Szenarien bewegen sich nicht in der Welt der Gewissheiten, sondern in der Welt des Wahrschein-lichen. Wenn Unternehmer erst den Raum der Möglichkeiten erkundet haben, kann es durch die Entwicklung von Szenarien gelingen, die Grenzen des heutigen Geschäftes klarer zu sehen und ggf. zu überwinden. Last but not least zur Substanz eines Unternehmens im Strategiegeschäft. Substanz hat weniger mit Zahlen zu tun als mit Werten. Schade eigentlich, haben wir uns seit Peter Drucker daran gewöhnt, dass man nur managen kann, was man messen kann. Unmerklich sind wir so zu Kennzahlen- Fetischisten geworden. Die Substanz eines Unternehmens ist begründet in der Erkenntnis, dass Unternehmen soziale und kulturelle Gebilde sind. Die Mitarbeiter eines Unternehmens sind keine Homines oeconomici, die stets rational als nutzenmaximierende Egoisten handeln. Deshalb folgt die Organisation von Unternehmen nicht vorrangig der Effizienz. Die Forschungsergebnisse Armin Falks vom Lehrstuhl für Experimentelle Wirtschaftsforschung der Universität Bonn zeigen dies deutlich.

An der Kultur eines Unternehmens lässt sich ablesen, wie glaubwürdig und stimmig es sein Ziel, seinen Qualitätsanspruch, seinen Innovationsgeist, seine Werte und seine Vision nach vertritt.
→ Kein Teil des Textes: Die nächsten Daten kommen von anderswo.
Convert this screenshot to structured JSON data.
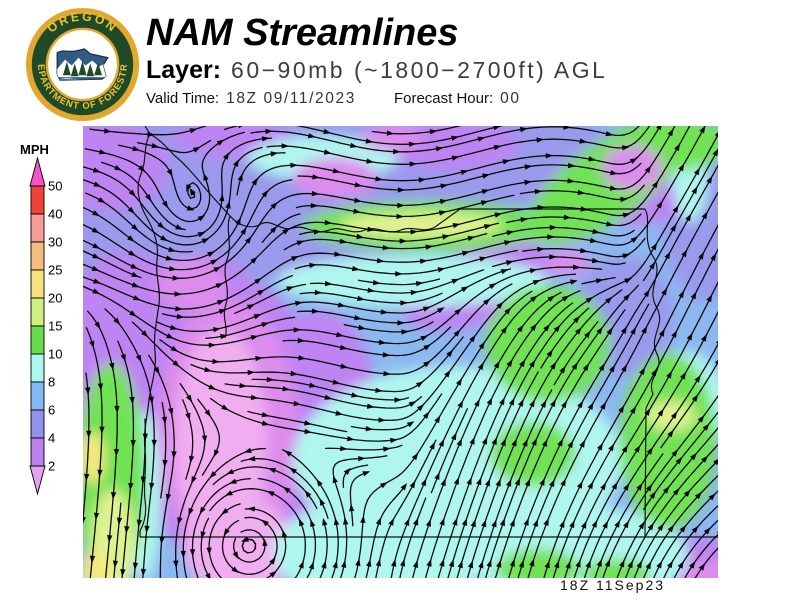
{
  "header": {
    "title": "NAM Streamlines",
    "layer_label": "Layer:",
    "layer_value": "60−90mb (~1800−2700ft) AGL",
    "valid_time_label": "Valid Time:",
    "valid_time_value": "18Z 09/11/2023",
    "forecast_label": "Forecast Hour:",
    "forecast_value": "00"
  },
  "logo": {
    "top_text": "OREGON",
    "bottom_text": "DEPARTMENT OF FORESTRY",
    "gold": "#E2A82E",
    "green": "#1F4A28",
    "navy": "#2F5B84"
  },
  "legend": {
    "title": "MPH",
    "labels": [
      "50",
      "40",
      "30",
      "25",
      "20",
      "15",
      "10",
      "8",
      "6",
      "4",
      "2"
    ],
    "segment_colors": [
      "#EE4338",
      "#F59D97",
      "#F2BD7E",
      "#F5E27B",
      "#CFF07E",
      "#67DD4D",
      "#AAF8F0",
      "#84B8F0",
      "#9193EA",
      "#BC7FEE"
    ],
    "top_arrow_color": "#F554C8",
    "bottom_arrow_color": "#E2A4F0"
  },
  "map": {
    "timestamp": "18Z 11Sep23",
    "stream_color": "#000000",
    "border_color": "#000000",
    "palette": {
      "base": "#8CB8F0",
      "violet": "#9A9AEC",
      "purple": "#BE84F2",
      "magenta": "#DC8CEC",
      "pink": "#F0AEF0",
      "cyan": "#AFF6EF",
      "green": "#72E254",
      "ygreen": "#DFF291",
      "yellow": "#F5E87E"
    }
  }
}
Spiegelt sich der Geist des Unternehmens im täglichen Handeln wider oder nur im Pressegespräch? Aus dieser Notwendigkeit einer intakten Substanz ergibt sich auch die Pflicht zur Profitabilität. Profitabilität ist notwendig, um im entscheidenden Augenblick strategisch richtig handeln zu können.

Nur deshalb sind Gewinn und Aktionärswert wichtig. Strategisch handeln heißt auch, die finanzielle Basis zu bauen, um künftig wieder riskanter zu agieren. Dazu bedarf es Führungspersönlichkeiten. die sich als „Uhrmacher“ verpflichtet fühlen, unerlässlich an der inneren Substanz ihrer Organisation zu arbeiten. Fähigkeit, „allein und vorauszugehen“ und „Unsicherheit und Widerstände nicht als Gegengründe zu empfinden“.